Intracellular glycosyl hydrolase PslG shapes bacterial cell fate, signaling, and the biofilm development of Pseudomonas aeruginosa

Biofilm formation is one of most important causes leading to persistent infections. Exopolysaccharides are usually a main component of biofilm matrix. Genes encoding for glycosyl hydrolases are often found in gene clusters that are involved in the exopolysaccharide synthesis. It remains elusive about the functions of intracellular glycosyl hydrolase and why a polysaccharide synthesis gene cluster requires a glycosyl hydrolase.
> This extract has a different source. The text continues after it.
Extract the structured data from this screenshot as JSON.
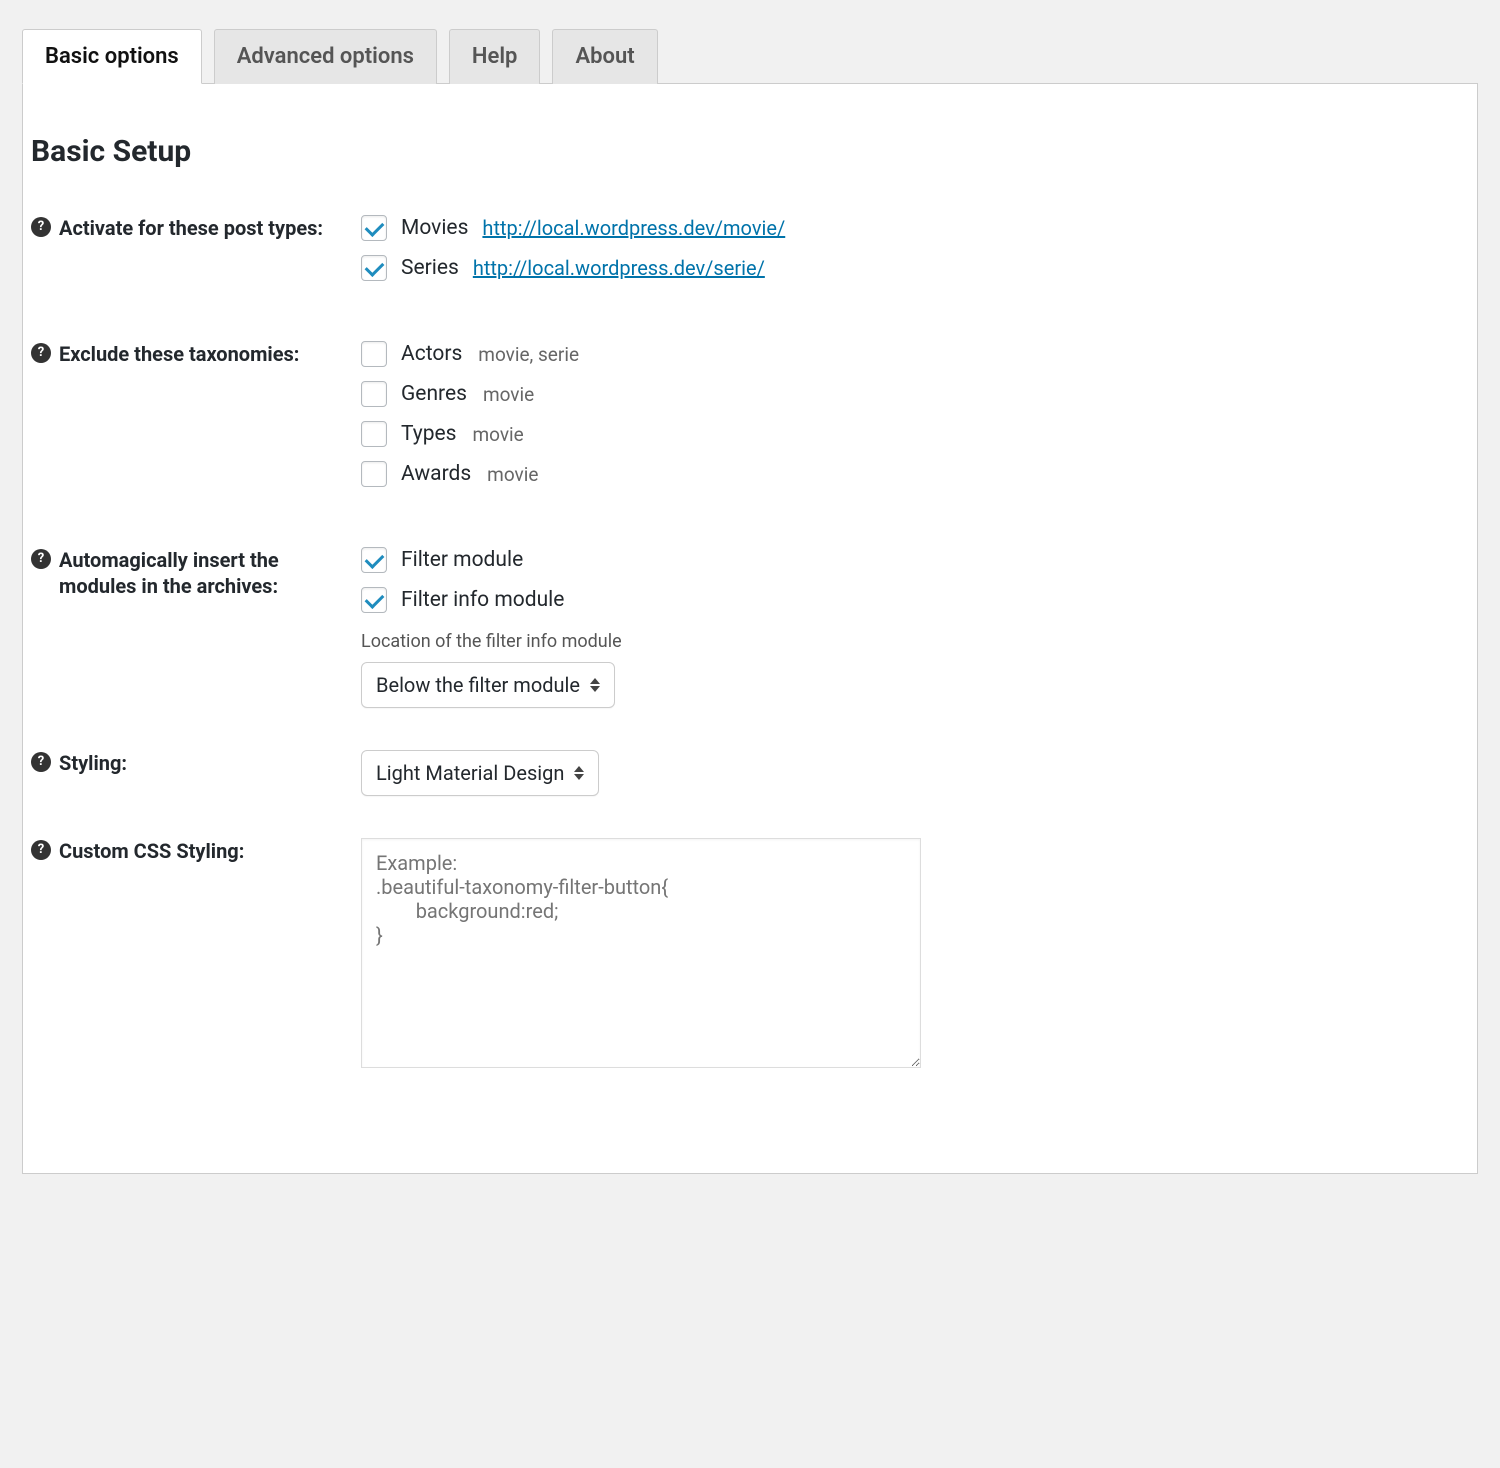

Here we systematically studied the role of intracellular PslG, a glycosyl hydrolase that is co-transcribed with 15 psl genes, which is responsible for the synthesis of exopolysaccharide Psl (ePsl), a key biofilm matrix polysaccharide in opportunistic pathogen Pseudomonas aeruginosa. We showed that lacking of PslG in this opportunistic pathogen alters the signaling function and structure of ePsl, changes the relative level of cyclic-di-GMP within daughter cells during cell division and shapes the localization of ePsl on bacterial periphery, thus results in long chains of bacterial cells, fast-forming and compact biofilm microcolonies. Our results reveal the important roles of intracellular PslG on the cell fate and biofilm development.